I think, the valid issue you are pointing to is that these physiological characteristics vary from person to person so how is one supposed to predict what any individual will perceive it as. But not because it is some unknowable psychological factor.
First of all, from a science methodology point of view, difficulty in knowing something does not excuse making invalid inferences from observation. So, the point about limitations of the inferences we can make on audibility still stands based on measurements. I was not making any point there about how anyone is supposed to compensate for it in equipment or measurement design, that is a different issue altogether.
In Science, one does not have to be ready with an alternative to invalidate an inference or assign a limitation.
Second, while individual characteristics vary, there are probabilistic categorizations we make in science all the time because human characteristics fall into broad categories.
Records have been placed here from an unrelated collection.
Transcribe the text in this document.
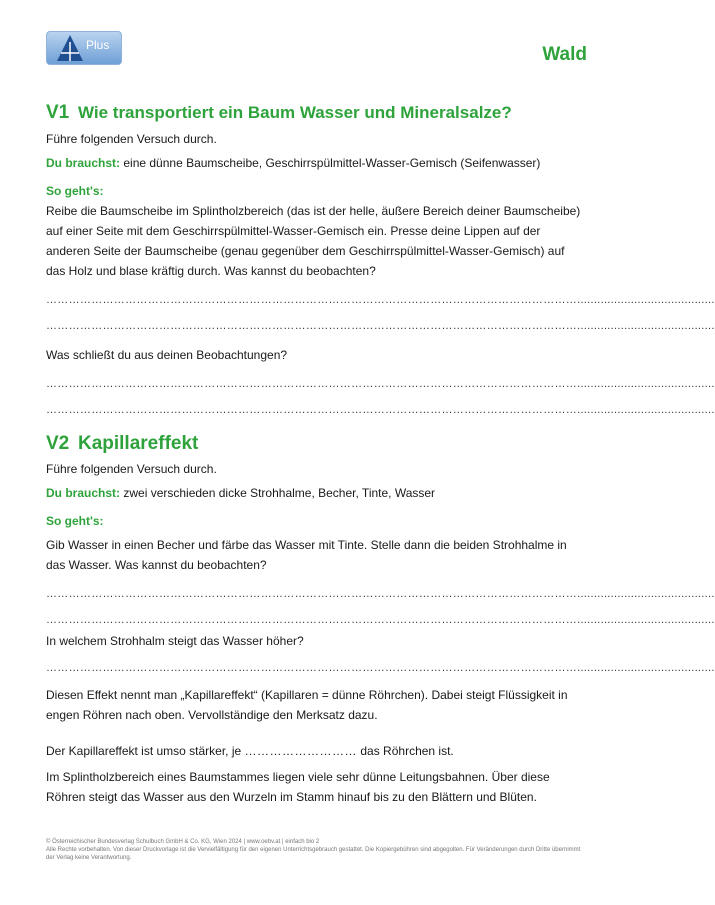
Plus	Wald
V1 Wie transportiert ein Baum Wasser und Mineralsalze?

Führe folgenden Versuch durch.

Du brauchst: eine dünne Baumscheibe, Geschirrspülmittel-Wasser-Gemisch (Seifenwasser)

So geht's:

Reibe die Baumscheibe im Splintholzbereich (das ist der helle, äußere Bereich deiner Baumscheibe) auf einer Seite mit dem Geschirrspülmittel-Wasser-Gemisch ein. Presse deine Lippen auf der anderen Seite der Baumscheibe (genau gegenüber dem Geschirrspülmittel-Wasser-Gemisch) auf das Holz und blase kräftig durch. Was kannst du beobachten?

…………………………………………………………………………………………………………………………….........................................
…………………………………………………………………………………………………………………………….........................................

Was schließt du aus deinen Beobachtungen?

…………………………………………………………………………………………………………………………….........................................
…………………………………………………………………………………………………………………………….........................................
V2 Kapillareffekt

Führe folgenden Versuch durch.

Du brauchst: zwei verschieden dicke Strohhalme, Becher, Tinte, Wasser

So geht's:

Gib Wasser in einen Becher und färbe das Wasser mit Tinte. Stelle dann die beiden Strohhalme in das Wasser. Was kannst du beobachten?

…………………………………………………………………………………………………………………………….........................................
…………………………………………………………………………………………………………………………….........................................

In welchem Strohhalm steigt das Wasser höher?

…………………………………………………………………………………………………………………………….........................................

Diesen Effekt nennt man „Kapillareffekt“ (Kapillaren = dünne Röhrchen). Dabei steigt Flüssigkeit in engen Röhren nach oben. Vervollständige den Merksatz dazu.

Der Kapillareffekt ist umso stärker, je ……………………… das Röhrchen ist.

Im Splintholzbereich eines Baumstammes liegen viele sehr dünne Leitungsbahnen. Über diese Röhren steigt das Wasser aus den Wurzeln im Stamm hinauf bis zu den Blättern und Blüten.

© Österreichischer Bundesverlag Schulbuch GmbH & Co. KG, Wien 2024 | www.oebv.at | einfach bio 2
Alle Rechte vorbehalten. Von dieser Druckvorlage ist die Vervielfältigung für den eigenen Unterrichtsgebrauch gestattet. Die Kopiergebühren sind abgegolten. Für Veränderungen durch Dritte übernimmt der Verlag keine Verantwortung.
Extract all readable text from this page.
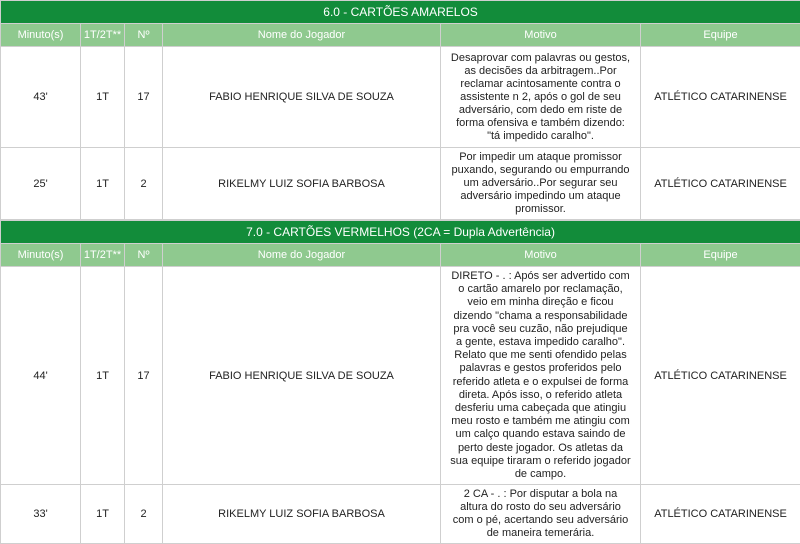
6.0 - CARTÕES AMARELOS					
Minuto(s)	1T/2T**	Nº	Nome do Jogador	Motivo	Equipe
43'	1T	17	FABIO HENRIQUE SILVA DE SOUZA	Desaprovar com palavras ou gestos, as decisões da arbitragem..Por reclamar acintosamente contra o assistente n 2, após o gol de seu adversário, com dedo em riste de forma ofensiva e também dizendo: "tá impedido caralho".	ATLÉTICO CATARINENSE
25'	1T	2	RIKELMY LUIZ SOFIA BARBOSA	Por impedir um ataque promissor puxando, segurando ou empurrando um adversário..Por segurar seu adversário impedindo um ataque promissor.	ATLÉTICO CATARINENSE
7.0 - CARTÕES VERMELHOS (2CA = Dupla Advertência)					
Minuto(s)	1T/2T**	Nº	Nome do Jogador	Motivo	Equipe
44'	1T	17	FABIO HENRIQUE SILVA DE SOUZA	DIRETO - . : Após ser advertido com o cartão amarelo por reclamação, veio em minha direção e ficou dizendo "chama a responsabilidade pra você seu cuzão, não prejudique a gente, estava impedido caralho". Relato que me senti ofendido pelas palavras e gestos proferidos pelo referido atleta e o expulsei de forma direta. Após isso, o referido atleta desferiu uma cabeçada que atingiu meu rosto e também me atingiu com um calço quando estava saindo de perto deste jogador. Os atletas da sua equipe tiraram o referido jogador de campo.	ATLÉTICO CATARINENSE
33'	1T	2	RIKELMY LUIZ SOFIA BARBOSA	2 CA - . : Por disputar a bola na altura do rosto do seu adversário com o pé, acertando seu adversário de maneira temerária.	ATLÉTICO CATARINENSE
For example, what is a safe cholesterol/blood sugar level in a probabilistic sense. Weather is extremely difficult to forecast beyond 5 days because the number of data points needed and the variables needed are far too many in practice. Yet, we make probabilistic forecasts. So, science techniques exist to handle these things. In some cases, more study is needed.
For, example, threshold of noise audibility. We have some general numbers on what noise is audible or not in volume and frequency ranges. These are probabilistic as there are individual characteristics and we could still consider a cut off as being applicable to a larger band of population but with that caveat mentioned. The engineering equivalent of this is saying a DAC is fine as long as it is kept below an output level of xV.
Measurements beyond the threshold should not be included in a metric to assess the deviation from the input if the cumulative “score” can be a mix of inaudible artifacts adding up. This is a wrong metric design to use if one is making an inference on the impact on audibility of a measurement. Yes, there are some qualitative statements made that certain things are likely inaudible but still using those in any cumulative metric is problematic (except from an engineering deviation from input perspective where audibility is not the criterion).
Unfortunately, an indiscriminate reliance on things like SINAD because it is easy for people to consume when put on a comparison table between equipment to make inferences on audibility is not a valid approach. As an engineering excellence goal, sure why not ... as long as one recognizes it as such.
The gap that really exists in science between measurement and audibility is the lack of studies on correlations between qualitative hearing perception with measurable metrics. I have said this before. What would be much more valuable is a correlational table beween things like perception of detail, stage, warmth/brightness, etc., to specific measurable things. With that you could make probabilistic and useful statements such as equipment X will likely appeal to people who like Y or that if you liked X you will probably like Y at half the price. That is far more useful than current metrics but we have long ways to get there.
We certainly cannot assume the current measurements are the last word on audibility evaluation because the correlation between these numbers and audible perception is poor and ill-defined. The latter cannot be just dismissed as if only there were “controlled tests there would be good correlation...”. That is just copping out. Until then there will always be a group that will reject these measurements and for a justifiable reason.